Little did I know, I’d end up eating 5,439 of these beauties over the holidays. They are SO GOOD. They have the chocolate-y, fudgy-ness of a brownie rolled into one sugar dusted, crackled cookie. About 42 batches later, I’ve perfected the recipe and shared below for you to bake, enjoy & share [or don’t, I won’t judge!].
Keep in mind this dough needs to chill for around 4 hours – so plan accordingly!

INGREDIENTS
- 1 cup cocoa powder
- 2 cups white sugar
- 1/2 cup vegetable oil
- 4 room temperature eggs
- 2 teaspoons vanilla extract
- 2 cups all-purpose flour
- 2 teaspoons baking powder
- 1/2 teaspoon salt
- 1 cup confectioners sugar
- 1 cup chocolate chunks



INSTRUCTIONS
- In a mixer with the paddle attachment, combine cocoa powder, white sugar, and vegetable oil. Beat in eggs one at a time and then stir in the vanilla.

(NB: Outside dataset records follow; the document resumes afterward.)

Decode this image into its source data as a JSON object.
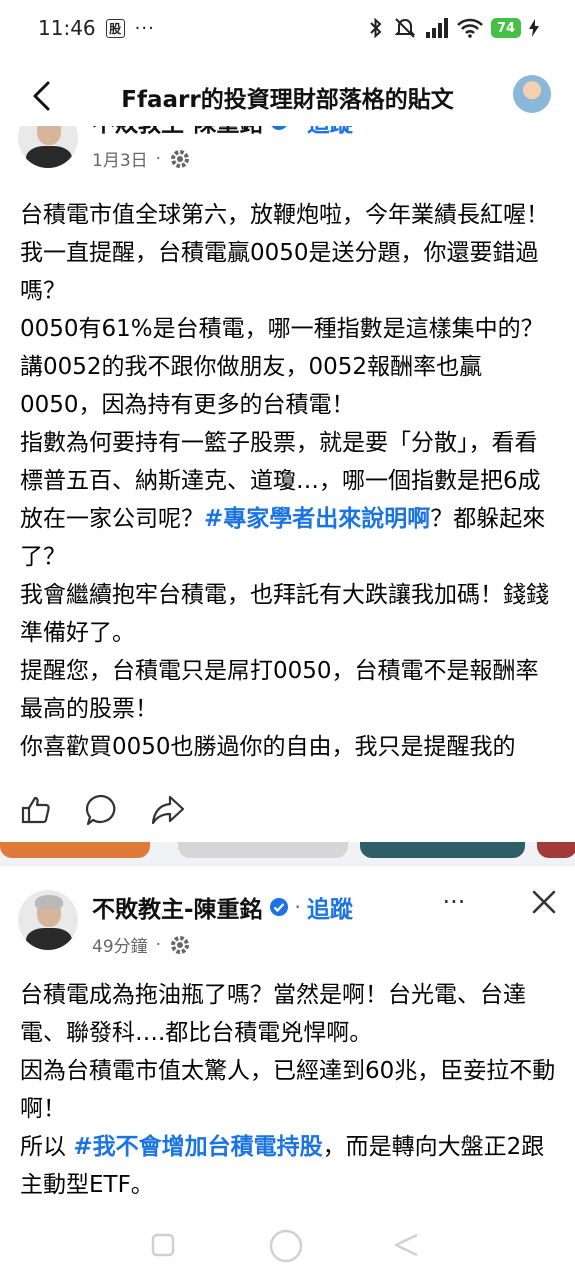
{
  "status_bar": {
    "time": "11:46",
    "notification_badge": "股",
    "more_notifications": "···",
    "battery": "74"
  },
  "header": {
    "title": "Ffaarr的投資理財部落格的貼文"
  },
  "post1": {
    "author": "不敗教主-陳重銘",
    "follow_label": "追蹤",
    "date": "1月3日",
    "text_before_hashtag": "台積電市值全球第六，放鞭炮啦，今年業績長紅喔！\n我一直提醒，台積電贏0050是送分題，你還要錯過嗎？\n0050有61%是台積電，哪一種指數是這樣集中的？講0052的我不跟你做朋友，0052報酬率也贏0050，因為持有更多的台積電！\n指數為何要持有一籃子股票，就是要「分散」，看看標普五百、納斯達克、道瓊…，哪一個指數是把6成放在一家公司呢？",
    "hashtag": "#專家學者出來說明啊",
    "text_after_hashtag": "？都躲起來了？\n我會繼續抱牢台積電，也拜託有大跌讓我加碼！錢錢準備好了。\n提醒您，台積電只是屌打0050，台積電不是報酬率最高的股票！\n你喜歡買0050也勝過你的自由，我只是提醒我的"
  },
  "post2": {
    "author": "不敗教主-陳重銘",
    "follow_label": "追蹤",
    "time_ago": "49分鐘",
    "more_label": "···",
    "text_before_hashtag": "台積電成為拖油瓶了嗎？當然是啊！台光電、台達電、聯發科….都比台積電兇悍啊。\n因為台積電市值太驚人，已經達到60兆，臣妾拉不動啊！\n所以 ",
    "hashtag": "#我不會增加台積電持股",
    "text_after_hashtag": "，而是轉向大盤正2跟主動型ETF。"
  },
  "colors": {
    "accent": "#1b74e4",
    "battery": "#44c144",
    "separator": "#f0f2f5"
  },
  "icons": [
    "back-arrow-icon",
    "verified-badge-icon",
    "globe-settings-icon",
    "like-icon",
    "comment-icon",
    "share-icon",
    "more-options-icon",
    "close-icon",
    "bluetooth-icon",
    "mute-icon",
    "signal-icon",
    "wifi-icon",
    "charging-icon",
    "recents-nav-icon",
    "home-nav-icon",
    "back-nav-icon"
  ]
}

- In a separate bowl, combine flour, baking powder and salt; slowly add to the cocoa mixture. It should resemble brownie batter.

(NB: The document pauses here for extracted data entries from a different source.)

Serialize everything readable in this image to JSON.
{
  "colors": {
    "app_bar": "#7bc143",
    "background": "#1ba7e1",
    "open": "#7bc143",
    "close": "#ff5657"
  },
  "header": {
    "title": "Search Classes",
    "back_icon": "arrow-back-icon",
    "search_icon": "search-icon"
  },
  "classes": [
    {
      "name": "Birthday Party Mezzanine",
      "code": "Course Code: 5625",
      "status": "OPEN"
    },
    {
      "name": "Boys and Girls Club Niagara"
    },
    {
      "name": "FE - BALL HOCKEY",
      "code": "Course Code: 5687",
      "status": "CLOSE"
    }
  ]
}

- Here comes the hardest part, cover dough and chill for at least 4 hours. If you’re pressed on time, you can speed this up by placing the dough in the freezer for about an hour but I find it melts faster during rolling this way – and that the cookies spread more during cooking.
- Preheat oven to 350 degree. Line cookie sheets with parchment paper or a silicon baking mat.
- Roll dough into one inch balls and coat each ball well in confectioners sugar before placing onto a silpat or parchment covered cookie sheet. Rub confectioners sugar on your hands frequently to prevent the dough from sticking during rolling.
- Bake one cookie sheet at a time in a preheated oven for 8 to 10 minutes. Any longer and you’ll lose that ooey-gooey center.
- Let cool on the cookie sheet for 5 minutes before transferring to a wire rack.

You can easily mix up the flavors by adding peppermint extract, bourbon or maybe some nuts!
What’s your favorite Christmas cookie?